On reste donc dans le dispositif préexistant, sans rien de nouveau. Vous gagnez ainsi sur les deux tableaux.

D’abord, vous ne reconnaissez pas la pénibilité. Vous contournez la notion, tout en l’inscrivant dans la loi.

Comme nous l’avons déjà dit, vous n’expliquez surtout pas en quoi elle consiste, car cela vous entraînerait à reconnaître qu’elle pourrait avoir des conséquences sur tous ceux qui y sont exposés.

Ensuite, et grâce à cela, vous mettez en place une procédure individualisée.

Des esprits malintentionnés pourraient dire que cette procédure ressemble à celle que proposait le MEDEF lors des dix-huit séances de négociation inabouties avec les syndicats sur le sujet. Mais c’est inexact. Elle ne lui ressemble pas. C’est la même. Mot pour mot.
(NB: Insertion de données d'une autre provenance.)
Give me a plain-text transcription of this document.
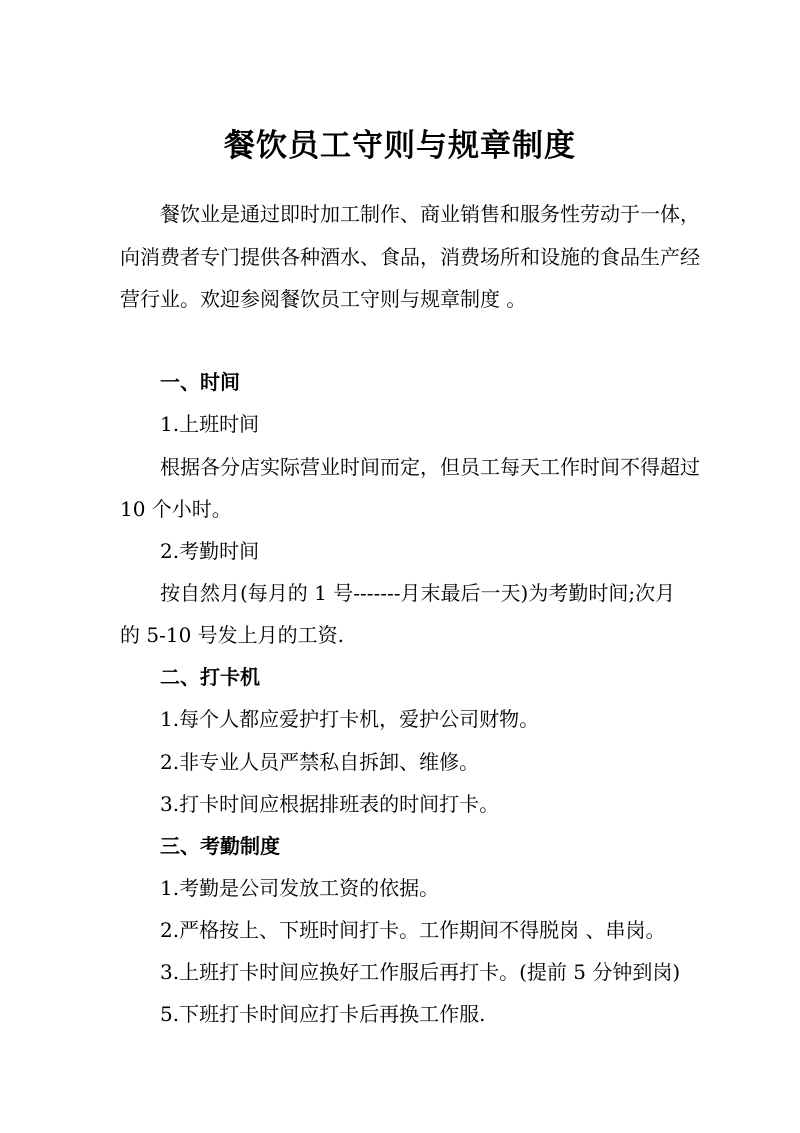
餐饮员工守则与规章制度

餐饮业是通过即时加工制作、商业销售和服务性劳动于一体，

向消费者专门提供各种酒水、食品，消费场所和设施的食品生产经

营行业。欢迎参阅餐饮员工守则与规章制度 。

一、时间

1.上班时间

根据各分店实际营业时间而定，但员工每天工作时间不得超过

10 个小时。

2.考勤时间

按自然月(每月的 1 号-------月末最后一天)为考勤时间;次月

的 5-10 号发上月的工资.

二、打卡机

1.每个人都应爱护打卡机，爱护公司财物。

2.非专业人员严禁私自拆卸、维修。

3.打卡时间应根据排班表的时间打卡。

三、考勤制度

1.考勤是公司发放工资的依据。

2.严格按上、下班时间打卡。工作期间不得脱岗 、串岗。

3.上班打卡时间应换好工作服后再打卡。(提前 5 分钟到岗)

5.下班打卡时间应打卡后再换工作服.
C’est une procédure qui ne reconnaît pas la pénibilité du travail, qui oblige chaque salarié abîmé à passer devant une commission qui déterminera son taux d’incapacité.

Vous vous prévalez du taux de 10 % d’invalidité, que vous auriez concédé comme un cadeau, alors qu’il ne concernera que 5 % des salariés tout au plus, soit environ 30 000 personnes. Pourtant, le nombre de salariés exposés aux substances CMR, aux horaires de nuit et décalés, au bruit, au port de charges lourdes est bien plus important.

Aujourd’hui, 3 700 000 salariés travaillent de nuit, régulièrement ou non ; 1 700 000 personnes sont exposées aux produits toxiques. II n’est pas honnête de prétendre que l’on fait une réforme sociale avec des chiffres pareils.

Et surtout – puisque vous n’arrêtez pas de dire qu’il y a une prise en compte, un progrès par rapport à l’existant – quel progrès cette réforme représente-t-elle ? Absolument aucun, monsieur le ministre.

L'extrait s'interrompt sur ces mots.